I loathe having to get tested.
I haven’t been ho’ing around and I haven’t even done anything risky since I was tested last but I still dread it. I’m sure many of the gay men who read this know exactly what I’m talking about.
That said, last week my dermatologist decided she wanted me to come back to have a sinister looking mole awkwardly located in my um… gluteal cleft (between my butt cheeks) surgically removed.
Honestly, I dreaded my HIV test more than my upcoming *ahem* procedure.
I remember getting those tests done, and they were always terrible, even though I never did anything really that put me in serious danger. Although it is always better to get checked out. It has been so many years since I had one, but I remember my spouse and I when we first started going together were treated very badly by the nurse who gave the results. We asked to be given results together, but he refused and made a big deal like we were positive. It terrified us big time. The nurse had a bad bedside manner.
Glad to know everything worked out in the end (except for that mole). I am glad I don’t have to go through that anymore.
The last time I got tested, they used this quicker test which was like a nasty-ass stick that you had to put in your mouth for 5 minutes. But I agree, there is something extremely weird and uncomfortable about the whole thing… even if you know that you haven’t engaged in any risky behavior.
The oral 20 minute test has been pulled by many local agencies after a string of false positives at the LA Gay and Lesbian Center. I got tested at MPowerOC (a young mens center in OC) and they used the 20 minute blood test.

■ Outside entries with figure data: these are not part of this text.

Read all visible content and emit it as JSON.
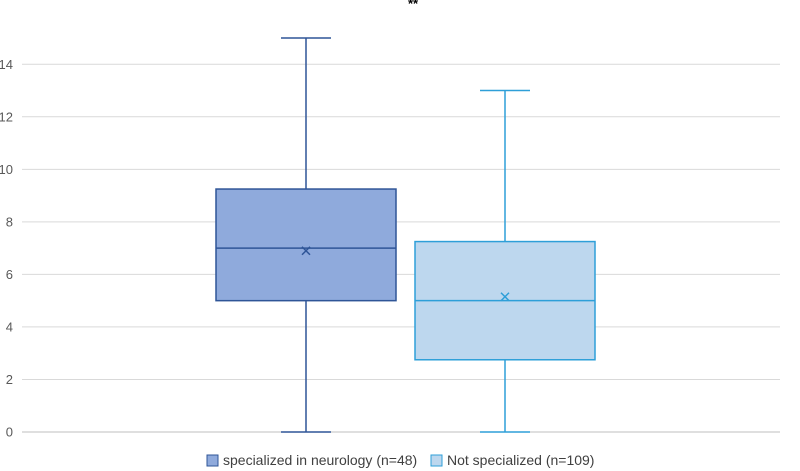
{
  "chart_data": {
    "type": "box",
    "annotation": "**",
    "ylim": [
      0,
      15
    ],
    "yticks": [
      0,
      2,
      4,
      6,
      8,
      10,
      12,
      14
    ],
    "grid": true,
    "legend_position": "bottom",
    "series": [
      {
        "name": "specialized in neurology (n=48)",
        "min": 0,
        "q1": 5,
        "median": 7,
        "q3": 9.25,
        "max": 15,
        "mean": 6.9,
        "fill": "#8faadc",
        "stroke": "#2f5597"
      },
      {
        "name": "Not specialized (n=109)",
        "min": 0,
        "q1": 2.75,
        "median": 5,
        "q3": 7.25,
        "max": 13,
        "mean": 5.15,
        "fill": "#bdd7ee",
        "stroke": "#2e9fd8"
      }
    ]
  }
}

I think I could have gone 60 or 70 years easy without knowing this :/
David Roberts
As it’s a Friday Folly…Daniel, that will teach you to hang around with sinister looking moles.Stay away from that bar in future. K?(and point taken David. The next Friday Folly will be Fed-Ex’d to you in a time capsule.)Have a good weekend everyone. With several birthday’s bearing down on us (not to name names, but one being the D of D&G) we’ve got the entire family together for a big Vietnamese blow out. The three year old loves that fact all the food is served “her size”. After she’s bored with eating she happily makes rice paper rolls for everyone for ever… oh, no, please, 211 is MY LIMIT!
There’s kind of an urban myth going around about gays putting gerbils up, um, *there*, but a “sinister-looking mole”? Ouch.
grantdale said:
(and point taken David. The next Friday Folly will be Fed-Ex’d to you in a time capsule.)
Thank you very much 🙂 Perhaps future “Folly” won’t involve the intimate anatomy of the author and we can forgo the time-shift.
David Roberts
It’s great to promote testing and all, but honestly I could have gone the rest of my life quite contentedly not knowing about your butt mole.
Daniel,
Well, you’re going to have fun trying to explain why you’re walking funny!! Conversations including the phrase “my butt crack hurts because…” usually involve lots of giggles from everyone else. Good luck.
As for testing… yikes. At least the test results are available right away. Back when it took a couple weeks to find out, I could work myself up into a real state of panic and imagine all sorts of things. Including the idea that maybe I’d forgotten some event or that there was some way to contract HIV that we didn’t know about yet and I was the first case. Now, thank God, I can’t get myself that paranoid in just 20 minutes.
I had an operation on my “gluteal cleft” and it was damn annoying. I had to have a polinidal cyst removed. There is nothing worse than having to wear a maxi-pad on your butt because the bleeding was bad…and there is nothing more painfull than sitting on ice because you fell on your incision and began to bleed profusely. My testicles were in my stohmach for a week.
Thanks for sharing Daniel.
And this is when I’m glad you’re a negative person!
Love ya!
:oP
Okay, this is going off on a 90% angle, but there is a connection, honest.
Last year, when my daughter was 16, she was the youth delegate from our church going to Sacramento to lobby for AB 19, the “Religious Freedom and Civil Marriage Protection Act.”
In conversation with her godfather, she confessed she didn’t really know exactly what she would be doing in Sacramento, and he went off on a long riff which included “buttonholing legistators.”
She didn’t hear him quite correctly, and a terrified look came over her face as she said, “Um… butt moling legislators…?”
It took us about 10 minutes to soothe her concerms because we were laughing too hard to breathe.